The most interesting function is hw_params ().

It is needed in order to configure all SoC hardware according to the parameters of the PCM file that we are trying to play. It is she who will later call functions from the group above to install TDM clocks.



...
int (*trigger)(struct snd_pcm_substream *, int,
    struct snd_soc_dai *);
...
And this function makes the very last step after configuring the codec - it puts the codec into active mode.



The DAC that will output analog sound to the speaker is described by exactly the same structure. snd_soc_dai_ops in this case will configure the DAC to receive data in the correct format. This DAC setup is usually done via the I2C interface.

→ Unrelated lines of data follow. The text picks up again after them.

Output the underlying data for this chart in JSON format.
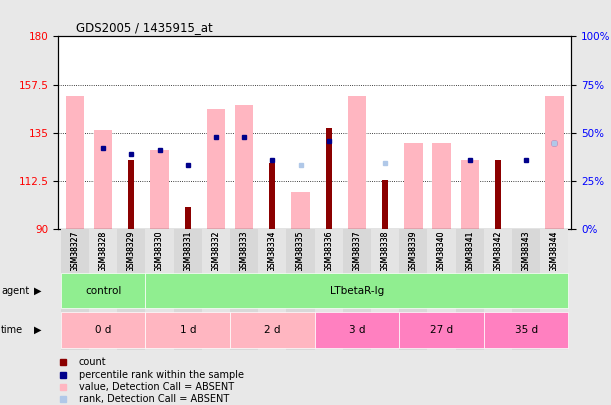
{
  "title": "GDS2005 / 1435915_at",
  "samples": [
    "GSM38327",
    "GSM38328",
    "GSM38329",
    "GSM38330",
    "GSM38331",
    "GSM38332",
    "GSM38333",
    "GSM38334",
    "GSM38335",
    "GSM38336",
    "GSM38337",
    "GSM38338",
    "GSM38339",
    "GSM38340",
    "GSM38341",
    "GSM38342",
    "GSM38343",
    "GSM38344"
  ],
  "count_tops": [
    90,
    90,
    122,
    90,
    100,
    90,
    90,
    121,
    90,
    137,
    90,
    113,
    90,
    90,
    90,
    122,
    90,
    90
  ],
  "pink_tops": [
    152,
    136,
    90,
    127,
    90,
    146,
    148,
    90,
    107,
    90,
    152,
    90,
    130,
    130,
    122,
    90,
    90,
    152
  ],
  "blue_sq_values": [
    -1,
    128,
    125,
    127,
    120,
    133,
    133,
    122,
    -1,
    131,
    -1,
    -1,
    -1,
    -1,
    122,
    -1,
    122,
    130
  ],
  "light_blue_sq_values": [
    -1,
    -1,
    -1,
    -1,
    -1,
    -1,
    -1,
    -1,
    120,
    -1,
    -1,
    121,
    -1,
    -1,
    -1,
    -1,
    -1,
    130
  ],
  "ymin": 90,
  "ymax": 180,
  "yticks_left": [
    90,
    112.5,
    135,
    157.5,
    180
  ],
  "yticks_right_labels": [
    "0%",
    "25%",
    "50%",
    "75%",
    "100%"
  ],
  "yticks_right_vals": [
    90,
    112.5,
    135,
    157.5,
    180
  ],
  "grid_vals": [
    112.5,
    135,
    157.5
  ],
  "bg_color": "#e8e8e8",
  "plot_bg": "#ffffff",
  "count_color": "#8B0000",
  "pink_color": "#FFB6C1",
  "blue_color": "#00008B",
  "light_blue_color": "#B0C8E8",
  "agent_control_color": "#90EE90",
  "agent_lt_color": "#90EE90",
  "time_colors": [
    "#FFB6C1",
    "#FFB6C1",
    "#FFB6C1",
    "#FF80C0",
    "#FF80C0",
    "#FF80C0"
  ],
  "time_labels": [
    "0 d",
    "1 d",
    "2 d",
    "3 d",
    "27 d",
    "35 d"
  ],
  "time_starts": [
    0,
    3,
    6,
    9,
    12,
    15
  ],
  "time_ends": [
    3,
    6,
    9,
    12,
    15,
    18
  ]
}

All codecs that are specified in the device tree in the structure,

dai-link-6 {
    ...
    codec-1 {
        sound-dai = <&speaker_amp1>;
    };
};


- and there can be many of them, are added to one list and attached to the / dev / snd / pcm * device. This is necessary so that when playing sound, the kernel can bypass all necessary codec drivers and configure / enable them.



Each codec must tell you which PCM parameters it supports. It does this with a structure:

struct snd_soc_pcm_stream {
    const char *stream_name;
    u64 formats;            /* SNDRV_PCM_FMTBIT_* */
    unsigned int rates;     /* SNDRV_PCM_RATE_* */
    unsigned int rate_min;      /* min rate */
    unsigned int rate_max;      /* max rate */
    unsigned int channels_min;  /* min channels */
    unsigned int channels_max;  /* max channels */
    unsigned int sig_bits;      /* number of bits of content */
};


If any of the codecs in the chain do not support specific parameters, everything will end with an error.

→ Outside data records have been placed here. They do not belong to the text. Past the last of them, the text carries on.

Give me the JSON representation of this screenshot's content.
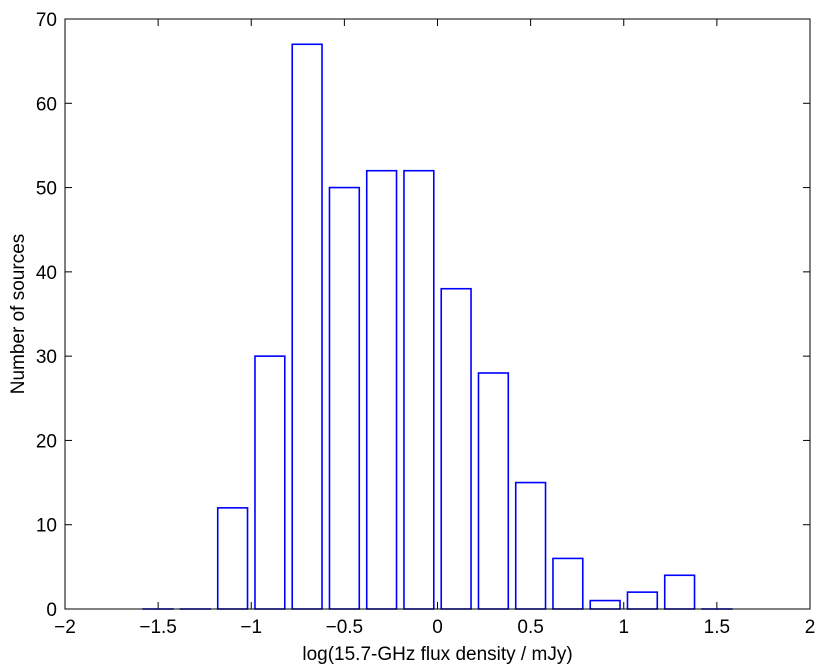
{
  "chart_data": {
    "type": "bar",
    "subtype": "histogram",
    "title": "",
    "xlabel": "log(15.7-GHz flux density / mJy)",
    "ylabel": "Number of sources",
    "xlim": [
      -2,
      2
    ],
    "ylim": [
      0,
      70
    ],
    "xticks": [
      -2,
      -1.5,
      -1,
      -0.5,
      0,
      0.5,
      1,
      1.5,
      2
    ],
    "xtick_labels": [
      "−2",
      "−1.5",
      "−1",
      "−0.5",
      "0",
      "0.5",
      "1",
      "1.5",
      "2"
    ],
    "yticks": [
      0,
      10,
      20,
      30,
      40,
      50,
      60,
      70
    ],
    "ytick_labels": [
      "0",
      "10",
      "20",
      "30",
      "40",
      "50",
      "60",
      "70"
    ],
    "bin_width": 0.2,
    "bar_width_fraction": 0.8,
    "bin_centers": [
      -1.5,
      -1.3,
      -1.1,
      -0.9,
      -0.7,
      -0.5,
      -0.3,
      -0.1,
      0.1,
      0.3,
      0.5,
      0.7,
      0.9,
      1.1,
      1.3,
      1.5
    ],
    "values": [
      0,
      0,
      12,
      30,
      67,
      50,
      52,
      52,
      38,
      28,
      15,
      6,
      1,
      2,
      4,
      0
    ],
    "bar_edge_color": "#0000ff",
    "bar_fill_color": "#ffffff",
    "grid": false,
    "legend": "none"
  }
}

The corresponding TDM driver implementation for amlogic s400 can be viewed in sound / soc / meson / axg-tdm-interface.c . And the implementation of the TAS5707 codec driver is in sound / soc / codecs / tas571x.c



User part



Now let's see what happens when the user wants to play a sound. An easy-to-learn example of a custom ALSA implementation is tinyalsa . The source code for all of the following can be viewed there.

Includes tinyplay utility. To play the sound you need to run:



bash$ tinyplay ./music.wav -D 0 -d 0
(The -D and -d options tell you to play the sound through / dev / snd / pcmC0D0p).



What's happening?

Here's a short block diagram, followed by explanations:







  1. [userspace] Parse the .wav header to find out the PCM parameters (sample rate, bit width, channels) of the file being played. We add all the parameters to struct snd_pcm_hw_params.
  2. [userspace] Open the device / dev / snd / pcmC0D0p.
  3. [userspace] ioctl(…, SNDRV_PCM_IOCTL_HW_PARAMS ,…), PCM- .
  4. [kernel] PCM-, . :

    • ;
    • .
  5. , /dev/snd/pcmC0D0p ( ), .
  6. [userspace] , PCM-.
  7. [userspace] ioctl(…, SNDRV_PCM_IOCTL_WRITEI_FRAMES, …). I WRITEI , PCM- interleaved-.
  8. [kernelspace] , /dev/snd/pcmC0D0p , .
  9. [kernelspace] copy the user buf to hwbuf (see General Scheme) using copy_from_user ().
  10. [userspace] goto 6.


The implementation of the kernel part of ioctl can be viewed by searching for the word SNDRV_PCM_IOCTL_ *



Conclusion



We now have an idea of ​​where the sound goes in the Linux kernel. In the following articles, there will be an analysis of how sound is played from Android applications, and for this it has a long way to go.